The goals of MNPH are to provide nursing students, staff and faculty with tools and knowledge to encourage environmentally conscious actions in nursing practice; to engage with the greater campus and Montreal community to promote environmentally conscious practices; and to inspiring environmental advocacy and action.

On the curriculum front, along with Professor Heather Hart, Professor Hanley teaches a seminar course with a class that delves into the Strengths-based nursing value entitled Person and Environment are Integral. Taught through a micro and macro lens, students explore related concepts of our human connection with the natural world, biodiversity, climate change, and hospitality within healthcare. In the Nursing Policy and Leadership course taught by Prof. Kelley Kirkpatrick, a session focused on nursing leadership in climate and health action invites students to consider their leadership potential as advanced practice nurses in climate action.

Through the lens of Strengths Based Nursing and Healthcare, nursing students learn how to work with patients’ strengths to help them find ways to live with difficult diagnoses and health conditions that are worsened by our deteriorating environment. For example, nurses can help elderly patients cope with extreme heat by providing them with tips on how to stay hydrated and how to store their medications properly. Nurse practitioners working in community health also are able to prescribe walks in local parks, using the healing powers of nature to help ease mental distress.

As Professor Hanley points out, hospitals tend to have a large climate footprint. Nurses have proven to be adept at finding ways to reduce waste.
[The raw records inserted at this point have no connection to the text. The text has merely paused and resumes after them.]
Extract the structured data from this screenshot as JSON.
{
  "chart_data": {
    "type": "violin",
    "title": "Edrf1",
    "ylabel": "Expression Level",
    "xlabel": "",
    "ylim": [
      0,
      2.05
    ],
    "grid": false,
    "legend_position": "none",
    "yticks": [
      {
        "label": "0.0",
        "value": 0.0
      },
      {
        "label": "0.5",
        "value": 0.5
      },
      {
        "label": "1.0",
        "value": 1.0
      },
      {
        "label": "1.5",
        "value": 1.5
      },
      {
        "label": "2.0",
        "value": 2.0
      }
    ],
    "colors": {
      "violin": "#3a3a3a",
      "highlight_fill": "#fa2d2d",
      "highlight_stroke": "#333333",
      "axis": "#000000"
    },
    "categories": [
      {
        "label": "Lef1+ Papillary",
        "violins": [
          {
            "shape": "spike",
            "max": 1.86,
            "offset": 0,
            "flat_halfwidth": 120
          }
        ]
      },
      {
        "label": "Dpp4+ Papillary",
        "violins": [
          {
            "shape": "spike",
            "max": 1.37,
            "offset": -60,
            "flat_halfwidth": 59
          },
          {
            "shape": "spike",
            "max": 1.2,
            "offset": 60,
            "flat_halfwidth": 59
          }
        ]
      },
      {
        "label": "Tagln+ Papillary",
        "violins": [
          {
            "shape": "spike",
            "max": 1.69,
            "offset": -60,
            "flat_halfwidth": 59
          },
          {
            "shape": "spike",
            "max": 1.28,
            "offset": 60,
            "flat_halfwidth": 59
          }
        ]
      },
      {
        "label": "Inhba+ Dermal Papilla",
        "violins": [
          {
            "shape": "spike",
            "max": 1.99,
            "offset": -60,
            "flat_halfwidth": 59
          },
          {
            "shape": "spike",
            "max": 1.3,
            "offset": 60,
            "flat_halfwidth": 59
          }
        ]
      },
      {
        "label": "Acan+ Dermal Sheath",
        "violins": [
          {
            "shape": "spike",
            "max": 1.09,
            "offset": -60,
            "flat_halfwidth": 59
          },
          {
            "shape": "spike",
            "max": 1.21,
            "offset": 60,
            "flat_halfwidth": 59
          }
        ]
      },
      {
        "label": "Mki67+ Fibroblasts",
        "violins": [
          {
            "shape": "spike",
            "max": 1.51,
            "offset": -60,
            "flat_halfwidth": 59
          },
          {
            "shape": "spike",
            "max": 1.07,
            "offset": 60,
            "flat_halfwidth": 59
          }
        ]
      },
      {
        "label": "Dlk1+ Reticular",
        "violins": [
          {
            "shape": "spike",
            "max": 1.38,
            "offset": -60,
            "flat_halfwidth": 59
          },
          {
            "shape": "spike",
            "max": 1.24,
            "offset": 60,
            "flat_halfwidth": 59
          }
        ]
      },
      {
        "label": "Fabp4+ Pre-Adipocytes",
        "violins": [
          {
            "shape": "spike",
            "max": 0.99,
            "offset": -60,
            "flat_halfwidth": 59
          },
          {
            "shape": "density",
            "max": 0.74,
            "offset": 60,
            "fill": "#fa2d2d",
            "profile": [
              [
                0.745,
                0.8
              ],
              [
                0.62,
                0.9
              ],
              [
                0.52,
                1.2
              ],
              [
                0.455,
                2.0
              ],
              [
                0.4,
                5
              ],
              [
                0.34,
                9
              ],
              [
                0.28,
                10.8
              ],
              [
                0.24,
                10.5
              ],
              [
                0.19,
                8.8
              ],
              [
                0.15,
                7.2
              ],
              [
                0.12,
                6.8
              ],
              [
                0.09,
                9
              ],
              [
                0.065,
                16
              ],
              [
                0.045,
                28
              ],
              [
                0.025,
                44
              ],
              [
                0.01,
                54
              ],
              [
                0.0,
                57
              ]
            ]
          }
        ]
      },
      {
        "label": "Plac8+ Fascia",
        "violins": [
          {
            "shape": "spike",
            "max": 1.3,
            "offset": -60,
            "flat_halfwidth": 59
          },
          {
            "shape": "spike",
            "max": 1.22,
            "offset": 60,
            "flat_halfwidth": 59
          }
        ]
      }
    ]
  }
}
Examples include researching masks made from bioplastics, bringing reusable cups to work and advocating for bicycle stands on hospital premises.

Reflecting on her experience with McGill Nurses for Planetary Health, Naomi notes, “The pandemic was terrifying but, at the same time, being involved with this group showed us that as students, we are not powerless. We have a voice.” Adds Sophie, who aspires to do a master’s degree in public health, “This is one way that we can retake control of our own future.”